This repository offers split conformal prediction to estimate the uncertainty of an arbitrary machine learning (ML) model. We provide post-hoc conformal prediction (CP) wrappers that turn the prediction of a ML regression model into a prediction interval (or set) that contains the target variable within a user specified probability on average (also known as coverage/validity, sometimes denoted as confidence). The CP algorithm only requires access to the prediction function of the ML model, a calibration dataset that was not used to train the ML model, and the probability/coverage/confidence for the prediction interval. The calibration dataset should reflect the type of data that the model will see when deployed. This CP algorithm is enhanced standard split conformal prediction wrappers with a region discovery approach that identifies groups in the input space where the conformity scores are significantly different. This allows us to better characterize heteroscedastic uncertainty and improve the coverage of the prediction intervals on the discovered groups in addition to its average guarantee. The discovered groups are regions in the input space where the error of the model is significantly different, and consequently the prediction interval/set sizes differ (i.e., uncertainty or precision of the model prediction).

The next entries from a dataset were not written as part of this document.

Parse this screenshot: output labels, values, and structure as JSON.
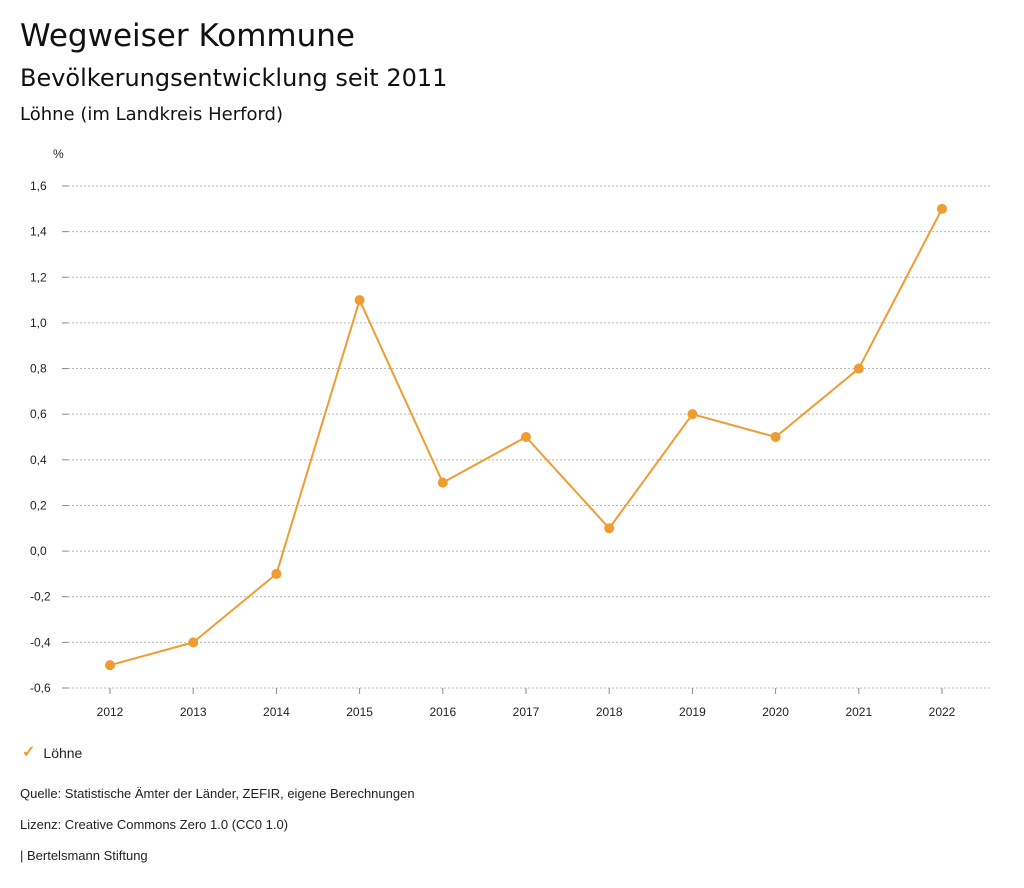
{
  "header": {
    "title": "Wegweiser Kommune",
    "subtitle": "Bevölkerungsentwicklung seit 2011",
    "region": "Löhne (im Landkreis Herford)"
  },
  "chart_data": {
    "type": "line",
    "ylabel": "%",
    "xlabel": "",
    "categories": [
      "2012",
      "2013",
      "2014",
      "2015",
      "2016",
      "2017",
      "2018",
      "2019",
      "2020",
      "2021",
      "2022"
    ],
    "series": [
      {
        "name": "Löhne",
        "color": "#ef9c32",
        "values": [
          -0.5,
          -0.4,
          -0.1,
          1.1,
          0.3,
          0.5,
          0.1,
          0.6,
          0.5,
          0.8,
          1.5
        ]
      }
    ],
    "ylim": [
      -0.6,
      1.6
    ],
    "yticks": [
      1.6,
      1.4,
      1.2,
      1.0,
      0.8,
      0.6,
      0.4,
      0.2,
      0.0,
      -0.2,
      -0.4,
      -0.6
    ],
    "ytick_labels": [
      "1,6",
      "1,4",
      "1,2",
      "1,0",
      "0,8",
      "0,6",
      "0,4",
      "0,2",
      "0,0",
      "-0,2",
      "-0,4",
      "-0,6"
    ],
    "grid": true,
    "legend_position": "bottom-left"
  },
  "legend": {
    "label": "Löhne",
    "icon": "check-icon"
  },
  "footer": {
    "source": "Quelle: Statistische Ämter der Länder, ZEFIR, eigene Berechnungen",
    "license": "Lizenz: Creative Commons Zero 1.0 (CC0 1.0)",
    "publisher": "| Bertelsmann Stiftung"
  }
}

We currently support post-hoc conformal prediction wrappers for ML regression models that predict a real-valued variable from multivariate input. The current implementation uses the absolute error as conformity scores producing prediction intervals centered at the prediction of the provided regression model.
We support single region (standard) and multi-region split conformal prediction based on decision trees. The latter indicates that the error regions are learned by a decision tree clustering approach. The identified groups are inputs to the conformal prediction method which enables adjustments of the prediction intervals/sets based on the uncertainty of the discovered regions.